Now, after an exhausting hour dealing with a simulated dead soul who had shown up dead with a purse and actually tried to spray perfume in my eyes when we got in an argument over whether or not she was alive, I was lying on the couch in Dmitri's office, ready for a nap.

Then I heard the door open, and let out a loud groan.

"No sleeping on the couch, Cody. You've got to remember that one, at least. You have a practically photographic memory for everything else I tell you," he chided.

I gave him a long eye roll, which he returned, and then sat up.

"Coffee time."

"Oh no, again? I thought you did it once a month!"

"Unfortunately, we have to cover your shifts as well as mine. Three weeks ago, you did my coffee duty shift. This one is actually yours."

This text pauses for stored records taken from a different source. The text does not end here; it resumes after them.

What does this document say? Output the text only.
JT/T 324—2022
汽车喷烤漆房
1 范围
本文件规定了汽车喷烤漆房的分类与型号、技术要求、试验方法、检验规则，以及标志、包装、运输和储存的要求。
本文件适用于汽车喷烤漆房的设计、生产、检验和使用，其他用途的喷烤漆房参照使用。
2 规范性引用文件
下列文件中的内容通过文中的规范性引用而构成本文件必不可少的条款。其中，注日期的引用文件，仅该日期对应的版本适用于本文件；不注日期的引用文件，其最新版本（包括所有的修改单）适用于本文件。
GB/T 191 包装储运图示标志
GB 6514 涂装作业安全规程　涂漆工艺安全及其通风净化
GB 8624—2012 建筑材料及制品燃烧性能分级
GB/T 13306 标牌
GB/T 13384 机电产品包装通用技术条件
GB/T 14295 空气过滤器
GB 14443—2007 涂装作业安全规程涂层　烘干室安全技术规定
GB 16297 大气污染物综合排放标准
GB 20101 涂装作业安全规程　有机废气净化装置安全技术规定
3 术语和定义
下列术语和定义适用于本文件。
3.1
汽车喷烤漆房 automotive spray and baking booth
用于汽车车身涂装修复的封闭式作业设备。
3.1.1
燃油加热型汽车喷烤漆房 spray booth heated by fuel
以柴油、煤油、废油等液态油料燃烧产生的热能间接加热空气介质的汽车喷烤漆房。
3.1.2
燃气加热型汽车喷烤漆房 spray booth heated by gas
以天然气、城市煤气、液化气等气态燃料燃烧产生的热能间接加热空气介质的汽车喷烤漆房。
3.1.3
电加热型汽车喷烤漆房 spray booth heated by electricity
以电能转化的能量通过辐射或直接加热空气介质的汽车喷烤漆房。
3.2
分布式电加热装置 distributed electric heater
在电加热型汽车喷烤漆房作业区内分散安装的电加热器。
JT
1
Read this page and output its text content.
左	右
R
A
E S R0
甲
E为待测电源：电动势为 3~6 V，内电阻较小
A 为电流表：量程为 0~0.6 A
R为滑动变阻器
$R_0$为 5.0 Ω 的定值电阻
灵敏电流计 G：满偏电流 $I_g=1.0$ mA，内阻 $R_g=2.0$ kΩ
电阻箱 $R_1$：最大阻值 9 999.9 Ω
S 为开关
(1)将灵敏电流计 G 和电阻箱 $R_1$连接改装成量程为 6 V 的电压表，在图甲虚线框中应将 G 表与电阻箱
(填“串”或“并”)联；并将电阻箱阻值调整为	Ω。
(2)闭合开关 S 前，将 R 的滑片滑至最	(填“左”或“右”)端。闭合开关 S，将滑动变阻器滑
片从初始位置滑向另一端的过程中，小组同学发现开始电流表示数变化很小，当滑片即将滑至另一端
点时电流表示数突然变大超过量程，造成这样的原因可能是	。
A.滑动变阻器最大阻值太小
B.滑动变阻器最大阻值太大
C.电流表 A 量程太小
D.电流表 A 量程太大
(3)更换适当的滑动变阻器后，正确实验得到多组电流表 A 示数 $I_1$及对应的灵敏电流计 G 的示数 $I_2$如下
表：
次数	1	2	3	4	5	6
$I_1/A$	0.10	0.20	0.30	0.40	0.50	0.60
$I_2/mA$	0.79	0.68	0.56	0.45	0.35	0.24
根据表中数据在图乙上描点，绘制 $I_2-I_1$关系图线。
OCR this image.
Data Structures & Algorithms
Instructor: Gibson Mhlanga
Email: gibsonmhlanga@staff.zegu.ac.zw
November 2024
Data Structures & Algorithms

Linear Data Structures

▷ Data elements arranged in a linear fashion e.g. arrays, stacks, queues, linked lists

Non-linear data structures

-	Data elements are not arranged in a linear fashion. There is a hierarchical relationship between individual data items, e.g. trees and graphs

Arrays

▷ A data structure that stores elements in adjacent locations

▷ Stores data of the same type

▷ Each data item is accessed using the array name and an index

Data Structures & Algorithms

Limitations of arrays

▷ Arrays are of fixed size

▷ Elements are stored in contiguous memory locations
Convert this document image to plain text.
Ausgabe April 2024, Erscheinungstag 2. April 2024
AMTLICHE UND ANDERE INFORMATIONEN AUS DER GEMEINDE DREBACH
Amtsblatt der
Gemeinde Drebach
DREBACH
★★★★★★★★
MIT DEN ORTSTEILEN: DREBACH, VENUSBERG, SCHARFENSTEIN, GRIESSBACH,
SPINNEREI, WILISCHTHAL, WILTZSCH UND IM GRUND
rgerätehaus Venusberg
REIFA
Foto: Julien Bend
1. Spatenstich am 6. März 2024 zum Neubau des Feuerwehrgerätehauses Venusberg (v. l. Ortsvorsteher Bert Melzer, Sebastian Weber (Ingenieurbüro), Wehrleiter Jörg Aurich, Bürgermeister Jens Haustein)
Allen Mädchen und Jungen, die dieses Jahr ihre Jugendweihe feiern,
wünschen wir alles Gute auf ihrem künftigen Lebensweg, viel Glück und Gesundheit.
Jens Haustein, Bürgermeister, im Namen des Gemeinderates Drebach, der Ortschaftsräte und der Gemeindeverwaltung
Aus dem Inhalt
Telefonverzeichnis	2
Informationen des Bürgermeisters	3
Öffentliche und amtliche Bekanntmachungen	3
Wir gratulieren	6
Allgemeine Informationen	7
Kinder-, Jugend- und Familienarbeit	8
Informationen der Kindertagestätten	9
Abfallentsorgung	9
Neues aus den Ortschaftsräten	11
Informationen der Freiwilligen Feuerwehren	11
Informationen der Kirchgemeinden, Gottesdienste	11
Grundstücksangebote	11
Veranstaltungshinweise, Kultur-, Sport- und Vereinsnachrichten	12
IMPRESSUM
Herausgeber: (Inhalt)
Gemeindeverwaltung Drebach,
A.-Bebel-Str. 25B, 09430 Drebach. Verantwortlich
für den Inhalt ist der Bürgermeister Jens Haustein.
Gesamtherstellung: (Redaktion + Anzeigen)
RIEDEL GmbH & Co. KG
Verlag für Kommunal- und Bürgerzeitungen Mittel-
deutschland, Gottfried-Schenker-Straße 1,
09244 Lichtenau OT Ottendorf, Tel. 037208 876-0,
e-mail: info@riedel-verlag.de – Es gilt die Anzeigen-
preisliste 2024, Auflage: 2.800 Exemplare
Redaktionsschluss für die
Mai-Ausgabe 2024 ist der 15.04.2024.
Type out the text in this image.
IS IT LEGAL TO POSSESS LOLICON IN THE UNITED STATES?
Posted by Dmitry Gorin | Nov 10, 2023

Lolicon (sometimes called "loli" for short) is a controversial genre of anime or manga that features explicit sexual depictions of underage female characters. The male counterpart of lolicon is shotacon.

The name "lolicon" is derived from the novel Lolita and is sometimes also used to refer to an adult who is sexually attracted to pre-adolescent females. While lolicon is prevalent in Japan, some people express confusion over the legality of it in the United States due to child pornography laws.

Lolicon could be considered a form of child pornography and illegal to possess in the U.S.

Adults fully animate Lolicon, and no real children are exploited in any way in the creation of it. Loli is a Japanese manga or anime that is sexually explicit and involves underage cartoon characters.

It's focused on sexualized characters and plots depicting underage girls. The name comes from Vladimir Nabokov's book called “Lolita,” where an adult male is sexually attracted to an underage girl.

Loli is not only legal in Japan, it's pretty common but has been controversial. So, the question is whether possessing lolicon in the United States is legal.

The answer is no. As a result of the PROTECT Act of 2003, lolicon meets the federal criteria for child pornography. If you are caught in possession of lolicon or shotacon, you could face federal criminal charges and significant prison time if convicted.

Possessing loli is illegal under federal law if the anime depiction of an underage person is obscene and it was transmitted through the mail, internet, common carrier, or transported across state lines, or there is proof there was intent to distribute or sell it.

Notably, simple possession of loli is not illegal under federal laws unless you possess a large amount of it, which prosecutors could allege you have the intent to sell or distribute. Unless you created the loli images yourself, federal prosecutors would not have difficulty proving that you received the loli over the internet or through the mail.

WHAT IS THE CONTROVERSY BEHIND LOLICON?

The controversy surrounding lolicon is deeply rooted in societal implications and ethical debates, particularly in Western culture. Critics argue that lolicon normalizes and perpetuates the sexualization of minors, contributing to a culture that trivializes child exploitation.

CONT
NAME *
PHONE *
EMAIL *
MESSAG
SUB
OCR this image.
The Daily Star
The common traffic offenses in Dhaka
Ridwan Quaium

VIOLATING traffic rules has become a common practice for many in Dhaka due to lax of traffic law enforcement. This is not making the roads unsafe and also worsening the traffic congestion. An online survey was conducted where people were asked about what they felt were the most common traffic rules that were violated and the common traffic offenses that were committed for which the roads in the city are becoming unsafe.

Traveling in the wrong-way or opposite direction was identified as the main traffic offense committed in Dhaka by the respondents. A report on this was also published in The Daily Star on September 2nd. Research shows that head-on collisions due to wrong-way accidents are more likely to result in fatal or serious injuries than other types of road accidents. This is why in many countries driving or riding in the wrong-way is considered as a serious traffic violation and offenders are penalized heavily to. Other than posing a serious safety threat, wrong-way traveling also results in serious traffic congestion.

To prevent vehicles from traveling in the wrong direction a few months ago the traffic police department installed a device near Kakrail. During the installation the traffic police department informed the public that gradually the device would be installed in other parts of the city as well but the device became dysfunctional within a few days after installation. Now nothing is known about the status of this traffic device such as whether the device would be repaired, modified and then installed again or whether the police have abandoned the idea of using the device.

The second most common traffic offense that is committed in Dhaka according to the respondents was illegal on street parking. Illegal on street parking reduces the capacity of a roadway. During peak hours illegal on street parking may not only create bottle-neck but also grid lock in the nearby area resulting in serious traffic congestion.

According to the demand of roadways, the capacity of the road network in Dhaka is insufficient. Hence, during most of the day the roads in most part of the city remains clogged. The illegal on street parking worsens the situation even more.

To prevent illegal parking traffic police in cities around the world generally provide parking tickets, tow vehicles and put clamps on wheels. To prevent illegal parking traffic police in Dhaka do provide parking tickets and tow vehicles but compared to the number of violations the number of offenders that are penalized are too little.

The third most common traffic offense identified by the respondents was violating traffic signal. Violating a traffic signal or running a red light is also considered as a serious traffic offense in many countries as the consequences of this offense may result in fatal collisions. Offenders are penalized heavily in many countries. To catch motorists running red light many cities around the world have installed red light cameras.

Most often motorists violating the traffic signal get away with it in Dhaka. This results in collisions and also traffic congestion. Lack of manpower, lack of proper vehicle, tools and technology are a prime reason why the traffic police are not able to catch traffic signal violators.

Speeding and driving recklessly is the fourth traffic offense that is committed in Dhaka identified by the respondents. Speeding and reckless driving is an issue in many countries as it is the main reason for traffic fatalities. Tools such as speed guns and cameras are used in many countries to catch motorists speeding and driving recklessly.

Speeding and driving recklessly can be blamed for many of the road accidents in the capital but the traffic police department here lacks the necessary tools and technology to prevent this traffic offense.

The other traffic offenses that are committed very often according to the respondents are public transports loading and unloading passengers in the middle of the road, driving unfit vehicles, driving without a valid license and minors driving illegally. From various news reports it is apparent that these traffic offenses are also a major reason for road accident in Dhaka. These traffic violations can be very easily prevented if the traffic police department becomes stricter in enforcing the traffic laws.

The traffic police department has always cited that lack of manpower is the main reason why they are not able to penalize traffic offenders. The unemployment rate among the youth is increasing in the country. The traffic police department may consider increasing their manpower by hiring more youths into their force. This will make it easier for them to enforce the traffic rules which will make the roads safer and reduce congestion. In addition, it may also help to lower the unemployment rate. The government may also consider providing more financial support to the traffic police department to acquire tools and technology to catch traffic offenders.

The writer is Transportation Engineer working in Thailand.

I sighed deeply, and then looked around the room. It was the opposite of the way I'd first seen it - not a trace of coffee to be seen other than the seven empty mugs lining his desk. A bookshelf in the corner, the L-shaped desk with chair, a couch, a filing cabinet - absolutely nothing coffee-related other than the remnants of his own consumption.

"How are we supposed to...get to that room?" I asked.

"What room?"

"The room where you made the coffee. Y'know...the room that you were first in, before your office was an office."